Lucy felt as though her throat was full of sand as she spoke.

‘Yes, who is this?’She hoped to God it wasn’t the press. They had hung around enough in the days after Jack’s death and the weeks leading up to the trial, and then again when Ethan had left her. They had been sympathetic but still intrusive and she had always refused to comment, an instinctive need for privacy taking precedence over the urge to talk, to share and to rail against the injustices Fate had dealt her. But why on earth would it all be dragged up now?

Lucy realised she was gripping the phone so hard her knuckles were white, and she couldn’t process the words coming through.

Until she heard ‘Parole Board’ and her guts twisted further.

Ethan and herself had been asked to attend a meeting with them a few months before, but she had let Ethan deal with it. Afterwards, he had seemed pretty certain that the general consensus was that Terry Prince wasn’t getting out any time soon. But then Ethan always had the knack of hearing exactly what he wanted to hear and no more.

‘I’m sorry, can you repeat that please?’ Lucy said, her voice sounding far away. Inside she was screaming no no no, because she didn’t want to hear what she suddenly already knew.

‘Terry Prince is to be released on parole tomorrow. You and Mr Randall are of course being made privy to this information before it goes public.’

‘How considerate,’ she said with just a trace of sarcasm, her throat still feeling as if it had been sandpapered. ‘But why were we not made aware when the decision was made?’

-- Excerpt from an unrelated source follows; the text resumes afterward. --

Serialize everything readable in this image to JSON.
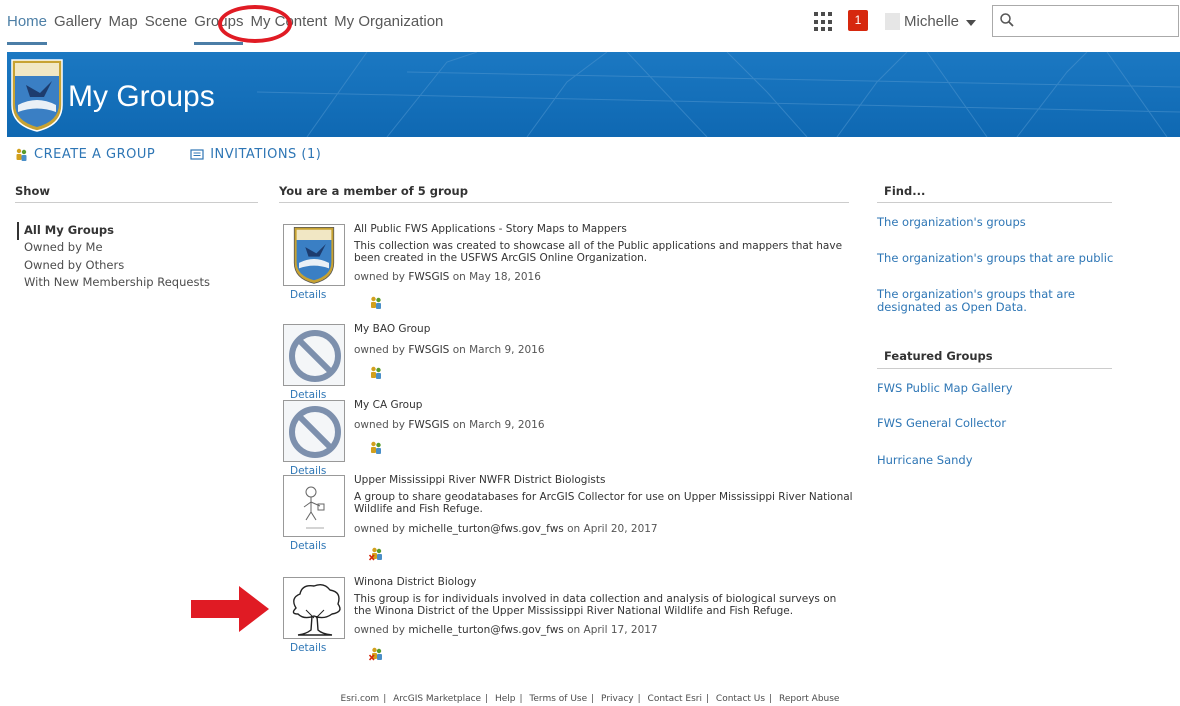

She wondered if they had told Ethan yet, or if she was the first to know. The first to be told when it was too late to do anything about it.‘It was decided it was in the public interest…to avoid a media furore…’

Lucy gave a hollow laugh and sat down on the leather arm of the chair, the words floating over her and forming into sentences that made no sense. Public interest. Exactly who was this public? Not her, or her family. Not all the mothers who had read about Jack’s murder and clutched their own children that bit tighter, kept them that bit closer for a few weeks until the news stories had been replaced with something else and Jack’s murder had become yesterday’s drama.

‘I’m sorry, but I don’t understand,’ Lucy had said, her voice sharp and cutting into the speaker’s less than confident explanation, ‘how can he be released? He killed my son.’

She said the last dispassionately, a wave of calm settling over her. The body’s way of shielding itself from trauma. As a child, whenever she had felt threatened or scared, that same calmness would settle over her, just for long enough to get her through. Lucy’s mother always said she was strong, especially in the aftermath of Jack’s death when she hadn’t tried to kill herself or stay in bed for a year. When Ethan had left her for another woman and she had barely reacted. When her oldest son Ricky had his…problems.Lucy however knew that it wasn’t strength, more the ability to hide, but the day would come when there would be no more hiding and she would have to face it all head-on.

And then, she thought, she might finally break.

The voice continued. Talking about good behaviour, rehabilitation, how every care had been taken to ensure Terry Prince was fit for release. How he would have a new name; a new address away from Coventry. How he would be monitored and on licence for life; how the smallest misdemeanour would see him back inside. Lucy didn’t care about any of that. There was only one question, would only ever be one question now, instead of the ‘why?’ that had echoed in her mind all these years.

‘Where is he?’

Another throat clear.

‘That’s classified information I’m afraid, Mrs Ran…Wyatt. Ms Wyatt.’

Lucy put the phone down on him while he was offering her an appointment with a Family Liaison Officer ‘to discuss any concerns’. She held her breath for as long as she could, fully aware that the moment she inhaled, life would come rushing in, and everything would be once again irrevocably changed.